The property got its start as the first home of Izakaya Den, and then, in a complicated business deal in 2012 with the Kizaki brothers who own Sushi Den, Izakaya and the reopened Ototo, the Breckenridge-Wynkoop group traded the former Pearl Street Grill at 1477 South Pearl, where the brothers built a stunning new home for the Izakaya Den that opened in June 2013, and then the Breckenridge-Wynkoop took over the original Izakaya, which was transformed into Session Kitchen.

But that concept, full of street art and musical riffs, never took off, and after less than two years, the Breckenridge-Wynkoop group closed it in July and put the building on the block. Now, after a couple of false starts that had CEO Lee Driscoll thinking maybe they would hang on to the space and create a "nice, upscale brewpub," the group has a buyer: Pending any glitches, the building is going to Rod Tafoya. That's a familiar name to Denverites because all of his concessions at Denver International Airport, including Mission Yogurt, which has spilled over into locations outside the state.

And Tafoya has another concept that's expanded outside DIA: Que Bueno

The Mexican mainstay at the airport has won several Best of Denver awards and completed a major expansion four years ago. But its single restaurant outside DIA has hit major turbulence:  Westminster is going to tear down the Westminster Promenade, where Que Bueno has been for twelve years. "So we intend to take a variation, a better version of that idea, into Denver," Tafoya says. "We're very excited.

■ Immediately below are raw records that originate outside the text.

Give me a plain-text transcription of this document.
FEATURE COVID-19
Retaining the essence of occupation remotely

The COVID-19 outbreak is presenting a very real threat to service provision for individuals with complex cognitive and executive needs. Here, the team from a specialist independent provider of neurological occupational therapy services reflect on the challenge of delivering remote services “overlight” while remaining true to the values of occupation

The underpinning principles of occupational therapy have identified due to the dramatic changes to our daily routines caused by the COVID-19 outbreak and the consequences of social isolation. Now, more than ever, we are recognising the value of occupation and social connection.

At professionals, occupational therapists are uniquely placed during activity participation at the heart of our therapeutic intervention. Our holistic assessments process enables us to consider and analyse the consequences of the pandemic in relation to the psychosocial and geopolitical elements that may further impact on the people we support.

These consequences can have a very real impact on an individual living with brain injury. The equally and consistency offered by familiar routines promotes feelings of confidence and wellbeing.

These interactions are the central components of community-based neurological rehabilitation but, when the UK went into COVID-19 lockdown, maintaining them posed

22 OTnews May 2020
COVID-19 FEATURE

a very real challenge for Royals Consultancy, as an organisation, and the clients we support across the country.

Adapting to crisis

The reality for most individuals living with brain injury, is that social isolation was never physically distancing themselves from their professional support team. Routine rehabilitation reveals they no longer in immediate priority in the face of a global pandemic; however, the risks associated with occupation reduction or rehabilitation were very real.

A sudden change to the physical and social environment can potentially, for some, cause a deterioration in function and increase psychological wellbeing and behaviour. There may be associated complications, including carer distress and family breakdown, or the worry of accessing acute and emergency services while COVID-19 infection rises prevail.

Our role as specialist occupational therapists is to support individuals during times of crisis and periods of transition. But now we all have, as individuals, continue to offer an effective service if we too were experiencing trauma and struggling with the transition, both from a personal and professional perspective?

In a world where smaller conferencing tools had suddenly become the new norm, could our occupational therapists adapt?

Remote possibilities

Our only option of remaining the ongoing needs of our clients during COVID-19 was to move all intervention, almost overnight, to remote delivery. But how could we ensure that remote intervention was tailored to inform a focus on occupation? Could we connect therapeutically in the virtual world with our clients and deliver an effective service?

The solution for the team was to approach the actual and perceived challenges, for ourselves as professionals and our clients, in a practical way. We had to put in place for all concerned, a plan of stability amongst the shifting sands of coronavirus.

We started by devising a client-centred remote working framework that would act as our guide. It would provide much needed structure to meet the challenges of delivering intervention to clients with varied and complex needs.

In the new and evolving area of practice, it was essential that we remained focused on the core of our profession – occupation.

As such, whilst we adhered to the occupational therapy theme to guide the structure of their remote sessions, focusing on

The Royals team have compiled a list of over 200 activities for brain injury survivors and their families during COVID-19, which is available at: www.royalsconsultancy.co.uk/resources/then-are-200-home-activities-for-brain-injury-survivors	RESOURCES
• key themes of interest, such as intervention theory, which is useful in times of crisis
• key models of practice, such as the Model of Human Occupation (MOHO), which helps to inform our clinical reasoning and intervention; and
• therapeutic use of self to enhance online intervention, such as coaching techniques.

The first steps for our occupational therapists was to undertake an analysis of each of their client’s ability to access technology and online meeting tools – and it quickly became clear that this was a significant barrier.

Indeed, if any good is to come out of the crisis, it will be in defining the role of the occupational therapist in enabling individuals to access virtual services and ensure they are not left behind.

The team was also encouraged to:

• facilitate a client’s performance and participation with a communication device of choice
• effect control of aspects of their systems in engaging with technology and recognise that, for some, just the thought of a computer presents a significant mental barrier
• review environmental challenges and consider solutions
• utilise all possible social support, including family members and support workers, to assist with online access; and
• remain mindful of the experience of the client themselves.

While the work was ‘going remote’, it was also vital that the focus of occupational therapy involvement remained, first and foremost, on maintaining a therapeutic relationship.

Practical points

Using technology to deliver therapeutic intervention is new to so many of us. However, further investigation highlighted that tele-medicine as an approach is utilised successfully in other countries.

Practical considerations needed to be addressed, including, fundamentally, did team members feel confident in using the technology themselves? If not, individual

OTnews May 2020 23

We want to make sure that it works. We intend to be a great neighbor to the community."

He says they're not yet certain of the name, or whether the street art commissioned for Session Kitchen will remain on the side of the building that they'll redecorate but keep "a beautiful place." But they do know that the restaurant will be "similar, expanded and better" than the current Que Bueno, Tafoya says.

When the possible sale of the building was first announced, Driscoll said that he hoped the new owner would "come in and knock it out of the park." 

A smart Mexican restaurant in this neighborhood could do just that.